A Juice Revolution Begins Here?
Nov. 11, 2015
What if a company could find a way to remove that pesky sugar from fruit juice? It would be revolutionary, paving the way for diabetics and health-conscious consumers to enjoy juices of all kinds without worry. And what if that company -- facing likely explosive global success – chose to make its home in Traverse City?
Meet Chad Anderson and Luc Hobson, makers of Edit Juice. Iowan Anderson, an independent food production consultant, had known Hobson, a Canadian food scientist, for some 25 years. While Anderson was criss-crossing the globe “taking clients’ products and making them more valuable,” Hobson was teaching and researching food science at a Canadian university.
At one point, Hobson was working on a laboratory project to get the maximum fruit portions into one ounce. Putting juice concentrate into a bottle achieved 1-2 portions per ounce, but the goal was ten portions. But getting ten portions would mean the juice would be thicker than molasses because of the high percentage of sugar, which gets thicker and thicker.
He recalls doing a simple web search to see if there was a process to remove sugar from juice, but found none.
Years later while working on a masters degree, “I started tinkering again and I went through a lot of glassware,” Hobson says.
“There was no ‘eureka moment.’ I read that Thomas Edison said not only did he invent the light bulb, but 20,000 things that were not the light bulb. That’s basically what happened,” he says.
“In the back of my mind I did think it would be a good thing to pursue, because it would be useful for a diabetic, and there are a billion people diagnosed,” he says.
By 2012, Hobson says he had “an inkling” that the process could be patented, so he filed for one in Canada, which was approved twelve months later. He then filed in the U.S. and worldwide and expects approval in the next month or two. He also reached out to Anderson.
After initially thinking they’d simply sell the patent rights and achieve earnings through royalties, Anderson says he quickly reconsidered.
“Wouldn’t it be more fun to actually make the product?” he asked Hobson. “What would you need for equipment? Do you have to invent a machine?”
Turns out all the components and machinery already exist, but the trick is the order in which they are arranged and utilized that produces the correct outcome.
The process itself is “de-sugaring,” taking a low calorie fruit-based juice and removing the glucose, fructose and sucrose, and then adding back a natural sweetener (Stevia). The resulting drink is 100 percent juice with less than one gram of sugar, as compared with 28 or 32 for the likes of Minute Maid. The process not only removes the potentially harmful sugar, but as a result multiplies the positive benefits of the remaining components.
Ultimately the two “decided let’s build a juice brand,” says Anderson.
Next came the issue of where to locate the company. Having studied cherries with John King of Antrim County’s King Orchards, Anderson had already forged a strong connection to Michigan.
Then came Gov. Snyder’s Strategic Growth Initiative intended to increase the economic impact of the state’s food and agriculture industries. The duo’s company, Square Son, received the maximum amount granted, $250,000, for a feasibility assessment and help in finding a location and infrastructure. The grant clinched it; Anderson and Hobson were soon scouting Chelsea and Saginaw for a production facility. But the connection to King and other players in northern Michigan’s food industry (including Grawn-based Cherry Growers, which will handle bottling) eventually won out.

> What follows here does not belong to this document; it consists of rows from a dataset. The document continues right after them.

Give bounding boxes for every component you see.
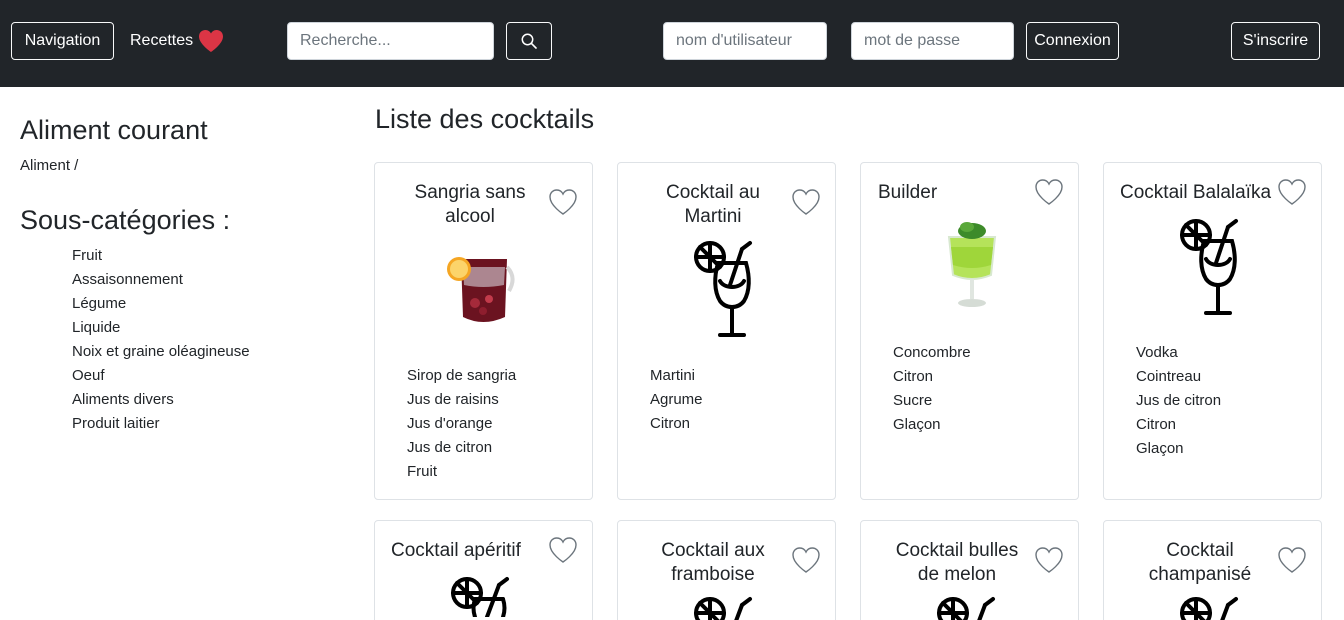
ingredient-item: Citron <box>650 415 691 432</box>
subcategory-item[interactable]: Oeuf <box>72 364 250 388</box>
subcategory-item[interactable]: Fruit <box>72 244 250 268</box>
cocktail-title: Cocktail Balalaïka <box>1120 181 1300 205</box>
cocktail-title: Cocktail apéritif <box>391 539 551 563</box>
cocktail-card[interactable]: Cocktail aux framboise <box>617 520 836 620</box>
recipes-link-label: Recettes <box>130 32 194 49</box>
ingredient-item: Sirop de sangria <box>407 367 517 384</box>
recipes-link[interactable]: Recettes <box>130 26 225 56</box>
search-icon <box>521 33 537 49</box>
ingredient-list: Vodka Cointreau Jus de citron Citron Gla… <box>1136 341 1221 461</box>
current-food-title: Aliment courant <box>20 115 208 145</box>
heart-outline-icon[interactable] <box>1034 546 1064 574</box>
favorite-heart-icon <box>199 30 224 52</box>
cocktail-glass-icon <box>451 577 509 617</box>
subcategory-item[interactable]: Aliments divers <box>72 388 250 412</box>
ingredient-item: Sucre <box>893 392 933 409</box>
page-title: Liste des cocktails <box>375 104 595 134</box>
cocktail-title-line: Cocktail bulles <box>895 540 1019 561</box>
cocktail-title-line: Builder <box>878 182 938 203</box>
cocktail-title-line: framboise <box>671 564 755 585</box>
ingredient-item: Fruit <box>407 463 437 480</box>
ingredient-item: Glaçon <box>893 416 941 433</box>
ingredient-item: Jus d'orange <box>407 415 493 432</box>
ingredient-item: Cointreau <box>1136 368 1202 385</box>
cocktail-title: Cocktail au Martini <box>638 181 788 229</box>
breadcrumb[interactable]: Aliment / <box>20 157 78 174</box>
subcategory-item[interactable]: Liquide <box>72 316 250 340</box>
ingredient-item: Vodka <box>1136 344 1178 361</box>
heart-outline-icon[interactable] <box>1034 178 1064 206</box>
subcategory-item[interactable]: Assaisonnement <box>72 268 250 292</box>
heart-outline-icon[interactable] <box>548 188 578 216</box>
subcategory-item[interactable]: Noix et graine oléagineuse <box>72 340 250 364</box>
cocktail-title-line: alcool <box>445 206 495 227</box>
ingredient-item: Citron <box>1136 416 1177 433</box>
heart-outline-icon[interactable] <box>1277 546 1307 574</box>
cocktail-title: Cocktail bulles de melon <box>881 539 1033 587</box>
cocktail-title-line: champanisé <box>1148 564 1252 585</box>
password-field[interactable] <box>851 22 1014 60</box>
subcategory-item[interactable]: Produit laitier <box>72 412 250 436</box>
navigation-button[interactable]: Navigation <box>11 22 114 60</box>
cocktail-title: Cocktail aux framboise <box>638 539 788 587</box>
cocktail-title-line: Cocktail apéritif <box>391 540 521 561</box>
cocktail-glass-icon <box>694 597 752 620</box>
cocktail-card[interactable]: Sangria sans alcool Sirop de sangria Jus… <box>374 162 593 500</box>
ingredient-item: Concombre <box>893 344 971 361</box>
cocktail-title-line: Martini <box>684 206 742 227</box>
ingredient-item: Agrume <box>650 391 703 408</box>
cocktail-title-line: Cocktail aux <box>661 540 765 561</box>
subcategories-title: Sous-catégories : <box>20 205 231 235</box>
cocktail-title-line: Cocktail au <box>666 182 760 203</box>
subcategory-item[interactable]: Légume <box>72 292 250 316</box>
cocktail-card[interactable]: Cocktail Balalaïka Vodka Cointreau Jus d… <box>1103 162 1322 500</box>
ingredient-list: Concombre Citron Sucre Glaçon <box>893 341 971 437</box>
search-input[interactable] <box>287 22 494 60</box>
cocktail-title-line: Cocktail <box>1166 540 1234 561</box>
login-button[interactable]: Connexion <box>1026 22 1119 60</box>
cocktail-title: Cocktail champanisé <box>1124 539 1276 587</box>
ingredient-list: Martini Agrume Citron <box>650 364 703 436</box>
heart-outline-icon[interactable] <box>548 536 578 564</box>
cocktail-title-line: Sangria sans <box>414 182 526 203</box>
ingredient-item: Glaçon <box>1136 440 1184 457</box>
ingredient-item: Martini <box>650 367 696 384</box>
cocktail-glass-icon <box>937 597 995 620</box>
heart-outline-icon[interactable] <box>791 546 821 574</box>
ingredient-item: Jus de raisins <box>407 391 499 408</box>
signup-button[interactable]: S'inscrire <box>1231 22 1320 60</box>
green-cocktail-photo <box>947 222 997 307</box>
username-field[interactable] <box>663 22 827 60</box>
cocktail-title-line: Cocktail Balalaïka <box>1120 182 1272 203</box>
cocktail-card[interactable]: Cocktail apéritif <box>374 520 593 620</box>
cocktail-card[interactable]: Builder Concombre Citron Sucre Glaçon <box>860 162 1079 500</box>
sangria-photo <box>447 257 515 322</box>
cocktail-card[interactable]: Cocktail bulles de melon <box>860 520 1079 620</box>
ingredient-list: Sirop de sangria Jus de raisins Jus d'or… <box>407 364 516 484</box>
subcategory-list: Fruit Assaisonnement Légume Liquide Noix… <box>72 244 250 436</box>
heart-outline-icon[interactable] <box>791 188 821 216</box>
top-navbar: Navigation Recettes Connexion S'inscrire <box>0 0 1344 87</box>
cocktail-glass-icon <box>1180 219 1238 315</box>
cocktail-card[interactable]: Cocktail au Martini Martini Agrume Citro… <box>617 162 836 500</box>
cocktail-title: Builder <box>878 181 1018 205</box>
search-button[interactable] <box>506 22 552 60</box>
cocktail-title-line: de melon <box>917 564 997 585</box>
ingredient-item: Jus de citron <box>407 439 493 456</box>
cocktail-glass-icon <box>694 241 752 337</box>
heart-outline-icon[interactable] <box>1277 178 1307 206</box>
cocktail-glass-icon <box>1180 597 1238 620</box>
ingredient-item: Citron <box>893 368 934 385</box>
ingredient-item: Jus de citron <box>1136 392 1222 409</box>
cocktail-title: Sangria sans alcool <box>395 181 545 229</box>
cocktail-card[interactable]: Cocktail champanisé <box>1103 520 1322 620</box>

Which leads to Traverse City, where the duo is leasing a small industrial building – with room to grow – for their startup operation. Of course, not every food startup operation has a breakthrough patent, massive market potential (the U.S. juice market alone is $16 billion), and major retailers on their doorstep before a single product is produced (“Meijer wants us as soon as possible,” Anderson notes).
So on any given day, Anderson and Hobson are toiling away “getting the plant up and running and working to put bottles on the shelf,” says Anderson, adding that they will soon begin producing their first apple, grape, and tart cherry juice but see potential in many other juices – not to mention jellies, jams, yogurt, and more – all under the Edit brand.
So what do they think of their new home?
“Everyone in Traverse City has been really good,” Hobson says. The duo is renting a home nearby as they still travel back to their respective homes and families when possible.
“We’re here to stay. We’re going to be hiring people and growing quickly from here,” Anderson says. “The town should know they’ve added some people that are really passionate about the food industry.”